Raw strings and interpolation

This works:

"""\("""

And so does this:

val x = 42
raw"\($x"

But this doesn’t:

s"""\($x"""

Scala 3.2.2 gives me an invalid escape error.

Is that the expected behavior? And if so, what (other) differences are there between """ and s""" and between s" and s""" ?

I mean, raw"""...""" and s"""...""" are very different – specifically in that raw does no escaping. So it seems reasonable that the invalid escape error doesn’t show up when you are using raw. Of the examples you give, s"""...""" is the only one that is doing both escaping and interpolation, so AFAIK it’s the only one where the compiler cares about that particular combination of characters – it makes sense that it’s where the error would appear.

The parsing behavior is specified at this section.

There are ordinary strings with escapes: "a\tc" has a tab.

Triple-quoted strings preserve arbitrary content, including newlines, so no escaping. """a\tc""" has no tab.

Interpolators are free to return arbitrary values for their inputs. Of the standard interpolators, s and f choose to process escapes (and f also has other behavior); raw does no escaping.

Interpolated strings can be triple-quoted, for multilines and embedded quote chars, but otherwise the quote style does not alter behavior.

The overview seems quite regular because really the odd duck is the ordinary string. Really, opinionated Scala 3 ought to just remove ordinary strings from the language. Escaped strings which do not interpolate should be written esc"hello,\nworld" in this view.

2 Likes

Thanks for the explanation. The source of my confusion might be that I’m not thinking in two stages—first, string literal, then, interpolation—like you do.

Still the two-stage view somewhat breaks down because the standard interpolators are implemented as macros. Since there’s a TAB in "a\tc", a two-stage view would expect it to be still there in raw"a\tc$x" but it’s not. Conceptually, the raw interpolator prevented the quotes from expanding \t into a TAB, so the two stages are not fully separated.

The StringContext documentation tells me that raw"a\tc$x" is compiled into StringContext("a\tc", "").raw(x), which is very much two-stage, but could misled one into thinking that there’ll be a TAB in the final output (since there’s one in one of the arguments).

The language specification section you point to states:

Inside an interpolated string none of the usual escape characters are interpreted

which doesn’t help, given that you say: “Of the standard interpolators, s and f choose to process escapes.”

Anyway, all I need to remember is that s"""\(""" has s unhappy about \( (which is fair), and that raw does what its name suggest (even if it doesn’t quite square with a two-stage view).

The line you quote should read:

Inside an interpolated string none of the usual escape characters are interpreted by the compiler.

(Perhaps “by the compiler” is implicit in the spec for the language.)

That is why your expectation that raw receives a tab instead of "\t" is incorrect.

The interpolator receives "\t" and it is up to the interpolator how to interpret those characters. Similarly, it is up to the interpolator to decide how to interpolate an arbitrary value. (As f interpolator shows, it need not be toString that is interpolated.)

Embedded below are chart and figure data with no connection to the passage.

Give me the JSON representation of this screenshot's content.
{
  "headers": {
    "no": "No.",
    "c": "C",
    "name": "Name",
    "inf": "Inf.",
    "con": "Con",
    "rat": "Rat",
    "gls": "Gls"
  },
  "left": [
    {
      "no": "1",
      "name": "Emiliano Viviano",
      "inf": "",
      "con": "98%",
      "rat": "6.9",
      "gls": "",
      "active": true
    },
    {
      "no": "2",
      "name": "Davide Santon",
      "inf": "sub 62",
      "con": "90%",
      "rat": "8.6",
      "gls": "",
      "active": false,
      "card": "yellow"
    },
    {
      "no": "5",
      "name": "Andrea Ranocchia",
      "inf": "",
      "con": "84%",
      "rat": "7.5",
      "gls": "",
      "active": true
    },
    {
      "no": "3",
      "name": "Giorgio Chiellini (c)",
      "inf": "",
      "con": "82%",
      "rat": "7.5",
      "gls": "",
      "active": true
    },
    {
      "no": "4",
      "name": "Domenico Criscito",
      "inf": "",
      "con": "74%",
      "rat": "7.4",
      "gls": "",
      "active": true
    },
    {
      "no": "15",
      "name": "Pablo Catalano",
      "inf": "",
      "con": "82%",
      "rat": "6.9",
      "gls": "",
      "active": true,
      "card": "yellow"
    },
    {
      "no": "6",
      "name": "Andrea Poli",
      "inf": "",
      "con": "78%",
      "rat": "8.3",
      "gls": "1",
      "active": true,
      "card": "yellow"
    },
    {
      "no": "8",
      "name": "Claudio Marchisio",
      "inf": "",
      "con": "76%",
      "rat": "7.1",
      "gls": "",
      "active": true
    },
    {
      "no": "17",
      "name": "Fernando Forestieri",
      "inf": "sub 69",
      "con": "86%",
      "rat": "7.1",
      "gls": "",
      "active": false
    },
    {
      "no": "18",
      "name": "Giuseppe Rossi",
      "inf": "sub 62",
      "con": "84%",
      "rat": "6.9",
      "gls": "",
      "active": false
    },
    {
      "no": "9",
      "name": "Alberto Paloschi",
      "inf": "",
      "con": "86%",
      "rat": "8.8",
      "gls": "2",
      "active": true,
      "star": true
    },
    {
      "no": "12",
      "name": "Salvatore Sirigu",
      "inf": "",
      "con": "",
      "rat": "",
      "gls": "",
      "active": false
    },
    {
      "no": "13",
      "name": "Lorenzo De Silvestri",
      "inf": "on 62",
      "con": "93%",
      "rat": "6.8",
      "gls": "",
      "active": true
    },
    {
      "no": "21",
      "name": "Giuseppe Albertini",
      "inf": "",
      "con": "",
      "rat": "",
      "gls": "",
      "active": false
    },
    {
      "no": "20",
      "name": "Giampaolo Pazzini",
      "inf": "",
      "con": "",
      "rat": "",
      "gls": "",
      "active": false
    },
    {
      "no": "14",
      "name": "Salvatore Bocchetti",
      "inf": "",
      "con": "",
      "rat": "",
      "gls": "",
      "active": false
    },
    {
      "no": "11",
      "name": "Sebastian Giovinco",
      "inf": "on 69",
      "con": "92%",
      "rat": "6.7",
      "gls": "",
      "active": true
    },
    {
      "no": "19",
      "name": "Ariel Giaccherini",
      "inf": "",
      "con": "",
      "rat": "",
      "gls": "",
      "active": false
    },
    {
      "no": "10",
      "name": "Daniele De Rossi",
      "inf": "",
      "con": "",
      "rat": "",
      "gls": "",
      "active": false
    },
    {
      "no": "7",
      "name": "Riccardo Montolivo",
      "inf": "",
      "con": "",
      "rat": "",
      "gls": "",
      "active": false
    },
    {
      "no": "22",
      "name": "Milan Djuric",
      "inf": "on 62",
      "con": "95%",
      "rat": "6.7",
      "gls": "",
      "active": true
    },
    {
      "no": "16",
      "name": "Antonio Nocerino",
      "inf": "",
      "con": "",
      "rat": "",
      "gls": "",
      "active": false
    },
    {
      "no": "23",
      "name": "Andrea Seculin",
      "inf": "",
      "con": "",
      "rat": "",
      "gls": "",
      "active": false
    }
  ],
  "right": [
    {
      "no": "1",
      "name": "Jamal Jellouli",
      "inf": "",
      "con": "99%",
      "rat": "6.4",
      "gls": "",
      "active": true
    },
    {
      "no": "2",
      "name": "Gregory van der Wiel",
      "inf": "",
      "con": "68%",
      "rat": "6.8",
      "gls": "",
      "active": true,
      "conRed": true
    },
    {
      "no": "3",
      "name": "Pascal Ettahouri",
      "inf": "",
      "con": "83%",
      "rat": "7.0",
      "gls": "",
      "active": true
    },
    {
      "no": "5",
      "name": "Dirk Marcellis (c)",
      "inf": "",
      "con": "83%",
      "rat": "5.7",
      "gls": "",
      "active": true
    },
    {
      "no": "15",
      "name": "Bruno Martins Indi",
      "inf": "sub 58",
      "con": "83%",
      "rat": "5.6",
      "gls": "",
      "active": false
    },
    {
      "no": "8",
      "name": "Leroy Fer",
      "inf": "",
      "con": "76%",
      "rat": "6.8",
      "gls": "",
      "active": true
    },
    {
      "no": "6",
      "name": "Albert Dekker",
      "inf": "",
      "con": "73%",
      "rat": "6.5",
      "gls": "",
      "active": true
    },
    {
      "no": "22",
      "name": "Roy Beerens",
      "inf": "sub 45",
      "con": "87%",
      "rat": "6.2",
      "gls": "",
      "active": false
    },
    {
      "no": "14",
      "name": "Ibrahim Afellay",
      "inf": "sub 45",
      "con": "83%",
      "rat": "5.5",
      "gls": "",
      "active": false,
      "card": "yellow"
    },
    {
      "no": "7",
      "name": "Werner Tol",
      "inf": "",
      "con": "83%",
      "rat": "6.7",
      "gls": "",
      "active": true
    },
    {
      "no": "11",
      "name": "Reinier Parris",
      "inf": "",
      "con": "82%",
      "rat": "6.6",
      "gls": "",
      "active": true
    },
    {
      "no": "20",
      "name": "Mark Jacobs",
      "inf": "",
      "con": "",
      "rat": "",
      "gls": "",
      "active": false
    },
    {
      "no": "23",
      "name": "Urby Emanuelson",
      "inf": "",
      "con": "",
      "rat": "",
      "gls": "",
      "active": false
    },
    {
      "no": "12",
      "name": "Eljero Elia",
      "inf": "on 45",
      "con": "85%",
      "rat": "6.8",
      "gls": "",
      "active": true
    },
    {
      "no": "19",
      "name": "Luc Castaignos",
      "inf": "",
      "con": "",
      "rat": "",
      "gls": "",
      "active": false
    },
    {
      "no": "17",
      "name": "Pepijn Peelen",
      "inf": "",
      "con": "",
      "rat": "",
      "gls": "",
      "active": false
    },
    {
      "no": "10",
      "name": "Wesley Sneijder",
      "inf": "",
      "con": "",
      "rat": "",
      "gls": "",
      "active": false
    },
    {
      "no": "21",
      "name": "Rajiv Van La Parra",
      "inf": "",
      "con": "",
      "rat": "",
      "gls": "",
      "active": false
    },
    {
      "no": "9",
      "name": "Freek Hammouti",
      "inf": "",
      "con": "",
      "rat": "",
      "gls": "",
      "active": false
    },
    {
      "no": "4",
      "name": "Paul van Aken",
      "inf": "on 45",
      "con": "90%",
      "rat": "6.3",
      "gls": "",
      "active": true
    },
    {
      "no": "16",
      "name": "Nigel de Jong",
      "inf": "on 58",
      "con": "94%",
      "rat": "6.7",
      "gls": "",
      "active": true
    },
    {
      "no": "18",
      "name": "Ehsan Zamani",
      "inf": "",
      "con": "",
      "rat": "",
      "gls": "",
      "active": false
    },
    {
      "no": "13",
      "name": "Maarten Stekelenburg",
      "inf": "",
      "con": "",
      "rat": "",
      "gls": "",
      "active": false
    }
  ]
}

In particular, raw does not “undo” the escaping.

This is obvious after one has written an interpolator (which not everyone has had the pleasure of doing). The weird case, as I suggested, is that escapes are processed for “natural” strings. I previously proposed that “natural” strings should be processed as though written apply"text"; and people have asked for API that informs the interpolator whether it is processing x"text" or x"""text""". Then at least the syntax would be more regular.

What’s bit confusing is that the documentation seems to suggest that raw"a\tc$x" is rewritten to be StringContext("a\tc", "").raw(x), but it’s actually equivalent to StringContext("a\\tc", "").raw(x). Maybe the illustrative example in StringContext should include escaped characters.